In 1839, William Otis of Philadelphia patented the steam shovel. This 1839 half dollar, minted in Philadelphia, may have been used by Otis to secure a patent for the device that would go on to play a major role in railroad construction as well as helping to create he Panama Canal.
During the 1790s and much of the 19th century, the United States Mint followed a policy of uniformity of design for many denominations. Having been introduced in the Silver Dollar series in 1836, and meeting with approval from those in government as well as the contemporary public, the Seated Liberty design would eventually be utilized on the Half Dime, Dime, Twenty-Cent piece, Quarter and Half Dollar. The first Seated Half Dimes and Dimes appeared in 1837, the Half Dollars' turn came in 1839 and the first Seated Quarters were struck in 1840. The Twenty-Cent piece did not enter the United States coinage family until 1875.

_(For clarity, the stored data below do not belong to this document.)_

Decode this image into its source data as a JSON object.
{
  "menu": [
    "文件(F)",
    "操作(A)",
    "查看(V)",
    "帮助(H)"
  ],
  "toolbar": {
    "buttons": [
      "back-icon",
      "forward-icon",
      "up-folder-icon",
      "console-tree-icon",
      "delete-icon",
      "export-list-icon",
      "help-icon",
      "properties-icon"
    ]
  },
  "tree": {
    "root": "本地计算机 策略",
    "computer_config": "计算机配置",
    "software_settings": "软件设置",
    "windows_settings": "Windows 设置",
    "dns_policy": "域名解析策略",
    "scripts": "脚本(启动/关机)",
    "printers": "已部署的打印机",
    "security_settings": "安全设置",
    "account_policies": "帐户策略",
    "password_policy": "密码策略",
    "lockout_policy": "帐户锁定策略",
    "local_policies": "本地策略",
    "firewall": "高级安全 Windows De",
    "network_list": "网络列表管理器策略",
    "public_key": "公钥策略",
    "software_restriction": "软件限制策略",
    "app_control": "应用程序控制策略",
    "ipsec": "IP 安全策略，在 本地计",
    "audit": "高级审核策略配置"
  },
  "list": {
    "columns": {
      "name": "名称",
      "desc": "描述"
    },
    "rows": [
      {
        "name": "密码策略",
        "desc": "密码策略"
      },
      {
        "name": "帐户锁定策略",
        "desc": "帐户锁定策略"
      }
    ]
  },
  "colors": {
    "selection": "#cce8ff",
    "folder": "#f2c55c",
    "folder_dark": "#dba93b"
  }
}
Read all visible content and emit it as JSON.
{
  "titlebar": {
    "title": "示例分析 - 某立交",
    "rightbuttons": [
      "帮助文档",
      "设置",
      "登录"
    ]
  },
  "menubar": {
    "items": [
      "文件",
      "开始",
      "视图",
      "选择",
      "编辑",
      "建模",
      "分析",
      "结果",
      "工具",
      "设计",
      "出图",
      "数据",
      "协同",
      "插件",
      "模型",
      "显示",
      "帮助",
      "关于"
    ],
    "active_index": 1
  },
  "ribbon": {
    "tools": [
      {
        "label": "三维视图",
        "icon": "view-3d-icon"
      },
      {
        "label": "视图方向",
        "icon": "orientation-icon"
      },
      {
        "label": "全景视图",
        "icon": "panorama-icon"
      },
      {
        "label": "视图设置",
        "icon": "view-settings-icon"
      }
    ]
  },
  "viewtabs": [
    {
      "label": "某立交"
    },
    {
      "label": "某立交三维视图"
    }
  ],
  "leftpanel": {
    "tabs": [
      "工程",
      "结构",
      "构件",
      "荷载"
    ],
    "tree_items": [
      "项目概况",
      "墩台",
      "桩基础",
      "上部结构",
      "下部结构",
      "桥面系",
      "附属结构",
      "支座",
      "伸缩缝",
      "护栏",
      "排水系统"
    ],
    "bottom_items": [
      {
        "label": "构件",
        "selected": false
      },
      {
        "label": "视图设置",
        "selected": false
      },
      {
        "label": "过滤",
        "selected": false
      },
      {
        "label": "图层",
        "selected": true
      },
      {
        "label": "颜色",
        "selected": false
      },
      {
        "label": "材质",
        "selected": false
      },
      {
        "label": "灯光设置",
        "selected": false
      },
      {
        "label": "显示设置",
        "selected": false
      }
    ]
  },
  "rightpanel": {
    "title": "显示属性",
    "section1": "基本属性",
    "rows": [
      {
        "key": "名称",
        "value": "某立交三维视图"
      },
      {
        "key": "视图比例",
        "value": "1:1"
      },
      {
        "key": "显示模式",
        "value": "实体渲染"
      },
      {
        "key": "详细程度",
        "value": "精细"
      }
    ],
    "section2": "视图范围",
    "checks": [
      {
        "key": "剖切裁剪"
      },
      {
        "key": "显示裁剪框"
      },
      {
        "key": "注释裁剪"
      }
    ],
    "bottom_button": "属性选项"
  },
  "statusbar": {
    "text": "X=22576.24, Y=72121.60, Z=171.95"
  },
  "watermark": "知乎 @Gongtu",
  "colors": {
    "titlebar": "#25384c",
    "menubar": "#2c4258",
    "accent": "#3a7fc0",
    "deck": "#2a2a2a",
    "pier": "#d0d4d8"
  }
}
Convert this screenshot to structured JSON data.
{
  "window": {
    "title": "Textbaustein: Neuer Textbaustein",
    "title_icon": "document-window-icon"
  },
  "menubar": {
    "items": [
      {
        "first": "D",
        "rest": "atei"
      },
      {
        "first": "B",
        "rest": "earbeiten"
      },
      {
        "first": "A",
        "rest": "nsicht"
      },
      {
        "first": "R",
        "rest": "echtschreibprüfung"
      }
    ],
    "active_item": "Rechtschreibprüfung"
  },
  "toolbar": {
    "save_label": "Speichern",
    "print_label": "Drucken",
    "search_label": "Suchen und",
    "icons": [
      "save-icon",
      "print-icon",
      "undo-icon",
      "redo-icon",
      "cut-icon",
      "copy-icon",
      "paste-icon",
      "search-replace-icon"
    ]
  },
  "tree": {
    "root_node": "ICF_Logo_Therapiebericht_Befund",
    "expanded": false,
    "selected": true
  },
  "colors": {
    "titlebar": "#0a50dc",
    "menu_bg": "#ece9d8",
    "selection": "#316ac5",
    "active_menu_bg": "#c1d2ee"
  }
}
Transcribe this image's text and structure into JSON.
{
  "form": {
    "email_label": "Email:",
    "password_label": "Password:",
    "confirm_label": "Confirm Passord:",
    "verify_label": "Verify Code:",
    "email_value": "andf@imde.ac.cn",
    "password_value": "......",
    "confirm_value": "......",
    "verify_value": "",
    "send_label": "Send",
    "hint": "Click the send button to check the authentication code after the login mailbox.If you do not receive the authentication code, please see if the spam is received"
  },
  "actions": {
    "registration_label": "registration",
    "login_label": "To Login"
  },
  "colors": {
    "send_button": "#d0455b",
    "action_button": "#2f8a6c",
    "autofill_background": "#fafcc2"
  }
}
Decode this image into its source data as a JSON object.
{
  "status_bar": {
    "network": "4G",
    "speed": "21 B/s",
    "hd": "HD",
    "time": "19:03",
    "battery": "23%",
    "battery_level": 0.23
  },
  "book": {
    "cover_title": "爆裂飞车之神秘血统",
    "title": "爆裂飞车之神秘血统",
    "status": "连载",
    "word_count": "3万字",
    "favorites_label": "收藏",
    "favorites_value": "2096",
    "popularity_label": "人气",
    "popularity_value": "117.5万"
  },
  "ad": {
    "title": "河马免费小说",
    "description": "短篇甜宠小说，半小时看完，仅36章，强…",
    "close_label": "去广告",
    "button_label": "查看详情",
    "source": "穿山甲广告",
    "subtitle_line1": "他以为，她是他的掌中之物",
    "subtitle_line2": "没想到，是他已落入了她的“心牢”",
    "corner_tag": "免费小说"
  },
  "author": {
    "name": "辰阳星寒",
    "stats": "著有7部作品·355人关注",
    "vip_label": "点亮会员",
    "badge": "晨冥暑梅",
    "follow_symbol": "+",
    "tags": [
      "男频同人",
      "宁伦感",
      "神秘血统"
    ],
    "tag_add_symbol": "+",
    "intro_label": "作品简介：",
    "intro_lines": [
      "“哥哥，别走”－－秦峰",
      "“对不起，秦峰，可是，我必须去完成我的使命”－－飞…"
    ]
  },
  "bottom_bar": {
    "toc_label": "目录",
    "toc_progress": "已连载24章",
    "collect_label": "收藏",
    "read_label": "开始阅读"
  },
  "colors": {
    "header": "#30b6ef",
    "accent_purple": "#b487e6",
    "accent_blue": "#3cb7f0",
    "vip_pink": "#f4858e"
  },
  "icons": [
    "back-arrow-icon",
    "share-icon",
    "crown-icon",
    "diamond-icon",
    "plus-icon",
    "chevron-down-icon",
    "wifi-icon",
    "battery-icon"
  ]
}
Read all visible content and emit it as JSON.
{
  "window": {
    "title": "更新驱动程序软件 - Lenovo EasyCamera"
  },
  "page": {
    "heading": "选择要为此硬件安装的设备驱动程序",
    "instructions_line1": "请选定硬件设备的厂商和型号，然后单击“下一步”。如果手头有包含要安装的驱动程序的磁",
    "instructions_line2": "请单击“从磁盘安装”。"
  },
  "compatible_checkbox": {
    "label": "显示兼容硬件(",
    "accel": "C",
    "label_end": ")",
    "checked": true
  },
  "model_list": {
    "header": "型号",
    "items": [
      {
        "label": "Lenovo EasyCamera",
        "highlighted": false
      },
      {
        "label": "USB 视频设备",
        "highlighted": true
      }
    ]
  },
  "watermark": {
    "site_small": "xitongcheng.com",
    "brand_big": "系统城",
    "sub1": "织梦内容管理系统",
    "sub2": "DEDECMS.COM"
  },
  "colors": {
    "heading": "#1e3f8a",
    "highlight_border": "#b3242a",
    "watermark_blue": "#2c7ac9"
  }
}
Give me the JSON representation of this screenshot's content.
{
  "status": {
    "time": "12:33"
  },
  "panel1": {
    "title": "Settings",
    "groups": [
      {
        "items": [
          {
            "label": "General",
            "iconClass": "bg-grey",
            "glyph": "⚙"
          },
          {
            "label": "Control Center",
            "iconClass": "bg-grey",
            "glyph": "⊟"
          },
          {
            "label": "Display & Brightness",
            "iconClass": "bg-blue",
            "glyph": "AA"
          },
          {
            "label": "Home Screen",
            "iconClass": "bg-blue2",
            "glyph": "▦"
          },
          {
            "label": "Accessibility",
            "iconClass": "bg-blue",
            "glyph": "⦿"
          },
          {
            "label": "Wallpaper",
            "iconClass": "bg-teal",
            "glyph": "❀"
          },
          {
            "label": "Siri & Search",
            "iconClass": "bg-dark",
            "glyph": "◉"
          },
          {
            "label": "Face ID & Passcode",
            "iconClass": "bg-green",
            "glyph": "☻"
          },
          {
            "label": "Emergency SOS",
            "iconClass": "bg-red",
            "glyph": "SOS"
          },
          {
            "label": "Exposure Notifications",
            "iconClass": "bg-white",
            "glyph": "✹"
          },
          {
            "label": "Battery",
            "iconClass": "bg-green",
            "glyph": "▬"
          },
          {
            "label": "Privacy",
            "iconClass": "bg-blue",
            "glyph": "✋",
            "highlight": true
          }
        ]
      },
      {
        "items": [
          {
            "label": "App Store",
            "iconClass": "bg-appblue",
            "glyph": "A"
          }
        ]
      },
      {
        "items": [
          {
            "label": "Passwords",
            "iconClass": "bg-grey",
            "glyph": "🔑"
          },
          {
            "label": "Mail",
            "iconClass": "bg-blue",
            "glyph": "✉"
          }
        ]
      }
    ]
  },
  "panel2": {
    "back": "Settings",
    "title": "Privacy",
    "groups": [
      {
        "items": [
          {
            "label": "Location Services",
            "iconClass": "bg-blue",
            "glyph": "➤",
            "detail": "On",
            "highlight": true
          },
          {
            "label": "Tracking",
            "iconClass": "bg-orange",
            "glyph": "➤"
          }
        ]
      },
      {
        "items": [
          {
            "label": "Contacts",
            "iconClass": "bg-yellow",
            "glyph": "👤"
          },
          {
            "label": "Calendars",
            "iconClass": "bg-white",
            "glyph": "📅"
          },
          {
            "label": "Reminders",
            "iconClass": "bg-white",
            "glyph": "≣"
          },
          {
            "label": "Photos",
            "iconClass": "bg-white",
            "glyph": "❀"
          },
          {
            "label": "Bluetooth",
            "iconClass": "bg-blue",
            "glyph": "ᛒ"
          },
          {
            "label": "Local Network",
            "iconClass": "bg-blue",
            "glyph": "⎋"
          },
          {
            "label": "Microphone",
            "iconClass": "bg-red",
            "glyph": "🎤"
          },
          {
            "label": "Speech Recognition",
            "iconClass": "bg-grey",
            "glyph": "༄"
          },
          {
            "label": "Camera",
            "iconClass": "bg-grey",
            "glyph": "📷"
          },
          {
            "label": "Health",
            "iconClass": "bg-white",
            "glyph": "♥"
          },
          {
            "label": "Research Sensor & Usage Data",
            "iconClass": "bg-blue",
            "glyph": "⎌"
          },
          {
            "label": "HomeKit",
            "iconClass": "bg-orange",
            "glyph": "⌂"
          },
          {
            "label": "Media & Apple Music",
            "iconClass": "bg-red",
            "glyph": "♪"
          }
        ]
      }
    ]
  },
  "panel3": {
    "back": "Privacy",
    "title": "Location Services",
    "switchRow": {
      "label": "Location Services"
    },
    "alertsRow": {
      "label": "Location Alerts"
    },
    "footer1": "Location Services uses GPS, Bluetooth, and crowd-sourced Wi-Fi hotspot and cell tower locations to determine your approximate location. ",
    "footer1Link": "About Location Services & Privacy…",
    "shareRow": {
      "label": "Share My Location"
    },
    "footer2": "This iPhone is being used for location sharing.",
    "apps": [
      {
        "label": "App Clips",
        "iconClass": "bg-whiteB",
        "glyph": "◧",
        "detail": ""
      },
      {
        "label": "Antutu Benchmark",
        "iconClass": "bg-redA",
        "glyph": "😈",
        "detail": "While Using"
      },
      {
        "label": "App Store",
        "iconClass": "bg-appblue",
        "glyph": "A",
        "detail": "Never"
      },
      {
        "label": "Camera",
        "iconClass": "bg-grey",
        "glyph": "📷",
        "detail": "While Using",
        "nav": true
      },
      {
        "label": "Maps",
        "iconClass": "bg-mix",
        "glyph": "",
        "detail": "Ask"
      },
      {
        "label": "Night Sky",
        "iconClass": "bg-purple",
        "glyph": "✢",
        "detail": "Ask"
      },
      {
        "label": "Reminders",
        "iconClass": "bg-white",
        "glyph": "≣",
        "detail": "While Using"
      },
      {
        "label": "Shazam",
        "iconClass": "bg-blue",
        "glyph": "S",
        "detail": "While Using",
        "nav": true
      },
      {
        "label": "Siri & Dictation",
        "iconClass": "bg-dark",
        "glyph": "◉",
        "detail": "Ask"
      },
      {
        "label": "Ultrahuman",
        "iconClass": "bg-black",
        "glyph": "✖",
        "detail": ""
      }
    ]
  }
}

The first Seated Half Dollars struck do not include extra drapery at Liberty's right (facing) elbow. This is a one-year type, the extra drapery appearing on all subsequent deliveries through the series' end in 1891. It is important to distinguish the 1839 No Drapery from select examples of a few other issues such as the 1845-O that are missing part or all of this feature. The 1839 No Drapery is the only Seated Half Dollar that did not include extra drapery as part of the design. Varieties such as the 1845-O No Drapery are missing this feature due to overzealous die polishing on the part of Mint employees.